関西低次元トポロジー若手セミナー(KLDTFS)は,低次元トポロジーを中心とした周辺分野についての情報共有及び交流を目的とする,関西の低次元トポロジーの若手研究者を中心としたセミナー(勉強会)です.
日時:2026年7月11日 13:00〜16:00(終了時刻は目安です)
場所:大阪公立大学 杉本キャンパス 理学部F棟 中講究室4A (F415)
講演者:姫野 圭佑 氏 (山口大学)
タイトル:Seifert 多様体と Montesinos trick
アブストラクト
Seifert 多様体とは 3 次元多様体のクラスであり,古典的に研究されてきた対象であるとともに,現在でも基本的かつ重要な研究対象である.3 次元多様体を構成する手法の一つに,結び目に対するデーン手術がある.古くから重要な問題として,与えられた結び目のデーン手術によって Seifert 多様体が得られるかという問いがある.この問題に対する有効な手法の一つが Montesinos trick であり,結び目のデーン手術とタングル手術が二重分岐被覆空間を通して対応することを利用するものである.本セミナーでは,Seifert 多様体,二重分岐被覆空間,(有理)タングル,Montesinos knot,デーン手術,および Montesinos trick について解説し,具体的な結び目のデーン手術によって Seifert 多様体が得られることを Montesinos trick を用いて確認できることを目標とする.時間があれば,Montesinos trick を用いた講演者の最近の結果についても紹介する.

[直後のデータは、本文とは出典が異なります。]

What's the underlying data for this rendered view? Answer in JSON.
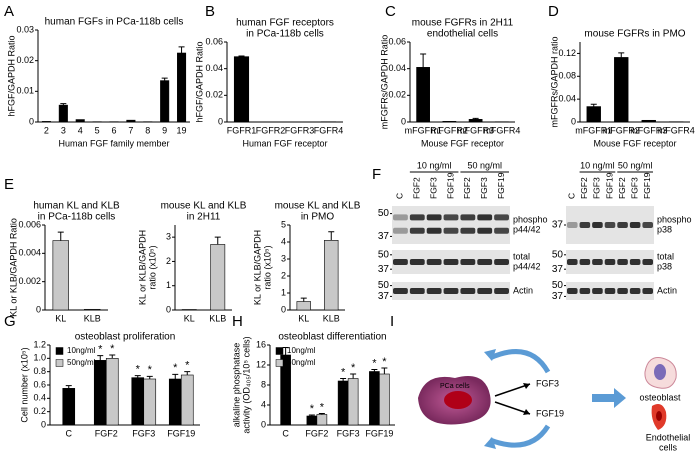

日時:2026年5月9日 13:00〜16:00(終了時刻は目安です)
場所:大阪公立大学 杉本キャンパス 理学部F棟 中講究室4A (F415)
講演者:植田 雄大 氏 (京都大学)
タイトル:2次元結び目とその構成法概説
アブストラクト
2次元結び目は球面の4次元ユークリッド空間への滑らかな埋め込みの像のことである. 現在, 2次元結び目理論では様々な方法で2次元結び目の無限族が作られている. その無限族の性質を調べるために, それらに対する不変量を調べることが2次元結び目理論で基本的な課題である. 本講演では, 2次元結び目の定義と図式から復習して, 現在よく用いられるribbon 2-knotやtwist roll spun knot, deform spun knotの構成法について確認する. その後, twist roll spun knotとdeform spun knotに関係する(一般化) Iwakiri-Satoh 2-knotについて説明し, 講演者の研究であるIwakiri-Satoh 2-knotの不変量の計算について紹介する.
本セミナーは,大阪公立大学数学研究所(文部科学省共同利用・共同研究拠点「数学・理論物理の協働・共創による新たな国際的研究・教育拠点」JPMXP0723833165,大阪公立大学戦略的研究推進事業:国際研究拠点形成支援)の共同利用・共同研究の一環として開催されます。